Again, the SBI is simply a lightweight lens on a massive platform that is compiling ground-breaking social data analytics and analysis. The SBI is free for the companies covered and anyone can sign up to see how your brand is doing at www.socialbusinessindex.com.
This first effort is just a taste of what is coming. Big data will yield something that has been inconveniently missing in marketing on a large scale: evidence-based marketing with business outcomes correlated to measurable metrics. Internet marketers have done a great job with what’s known as performance marketing, but with the advent of big data, marketing spend can be targeted with much greater precision and brands can engage meaningfully in near real time. In fact, interactive advertising has finally matched broadcast TV spend. Forrester recently reported that, “By 2016, advertisers will spend $77 billion on interactive marketing – as much as they do on television today.”

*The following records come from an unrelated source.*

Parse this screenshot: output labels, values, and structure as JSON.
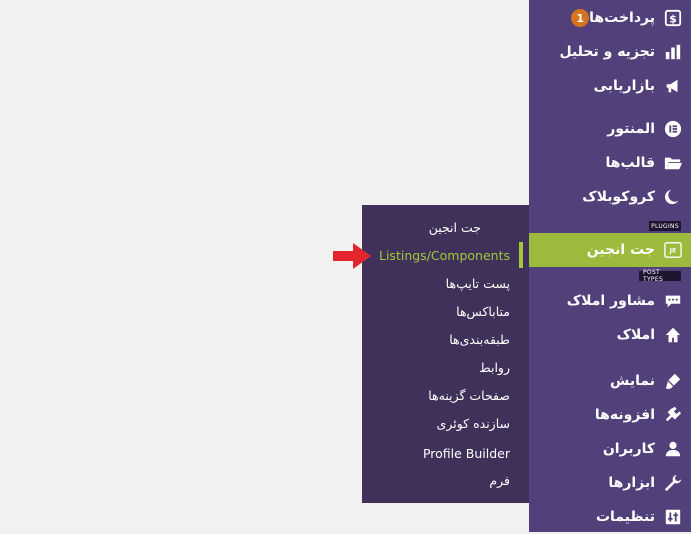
{
  "sidebar": {
    "items": [
      {
        "label": "پرداخت‌ها",
        "icon": "dollar-icon",
        "badge": "1"
      },
      {
        "label": "تجزیه و تحلیل",
        "icon": "bar-chart-icon"
      },
      {
        "label": "بازاریابی",
        "icon": "megaphone-icon"
      },
      {
        "label": "المنتور",
        "icon": "elementor-icon"
      },
      {
        "label": "قالب‌ها",
        "icon": "folder-icon"
      },
      {
        "label": "کروکوبلاک",
        "icon": "crescent-icon"
      },
      {
        "label": "جت انجین",
        "icon": "jet-engine-icon"
      },
      {
        "label": "مشاور املاک",
        "icon": "chat-bubble-icon"
      },
      {
        "label": "املاک",
        "icon": "home-icon"
      },
      {
        "label": "نمایش",
        "icon": "brush-icon"
      },
      {
        "label": "افزونه‌ها",
        "icon": "plugin-icon"
      },
      {
        "label": "کاربران",
        "icon": "user-icon"
      },
      {
        "label": "ابزارها",
        "icon": "wrench-icon"
      },
      {
        "label": "تنظیمات",
        "icon": "settings-icon"
      }
    ],
    "section_plugins": "PLUGINS",
    "section_post_types": "POST TYPES"
  },
  "submenu": {
    "items": [
      {
        "label": "جت انجین"
      },
      {
        "label": "Listings/Components",
        "current": true
      },
      {
        "label": "پست تایپ‌ها"
      },
      {
        "label": "متاباکس‌ها"
      },
      {
        "label": "طبقه‌بندی‌ها"
      },
      {
        "label": "روابط"
      },
      {
        "label": "صفحات گزینه‌ها"
      },
      {
        "label": "سازنده کوئری"
      },
      {
        "label": "Profile Builder"
      },
      {
        "label": "فرم"
      }
    ]
  },
  "colors": {
    "sidebar_bg": "#52407a",
    "submenu_bg": "#3f3159",
    "accent": "#9cba3c",
    "badge": "#d6731e",
    "arrow": "#e3262d"
  }
}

This post is a departure from what I typically cover regarding the Enterprise 2.0 sector, but I’m extremely excited about this work. On the road map is deep analysis into workforce/partner/supplier engagement, so the relevance for the enterprise is huge. Even having this type of brand intelligence will impact internal operations in many ways. Agile companies who can react quickly, will be competitive winners in their categories.
If Dachis Group is known only for its BSD (Big Social Data), then I am totally cool with that. Being first to market with real ROI on social is sweet, and will go far to relegate the buzzfest of social media 1.0 to the history books.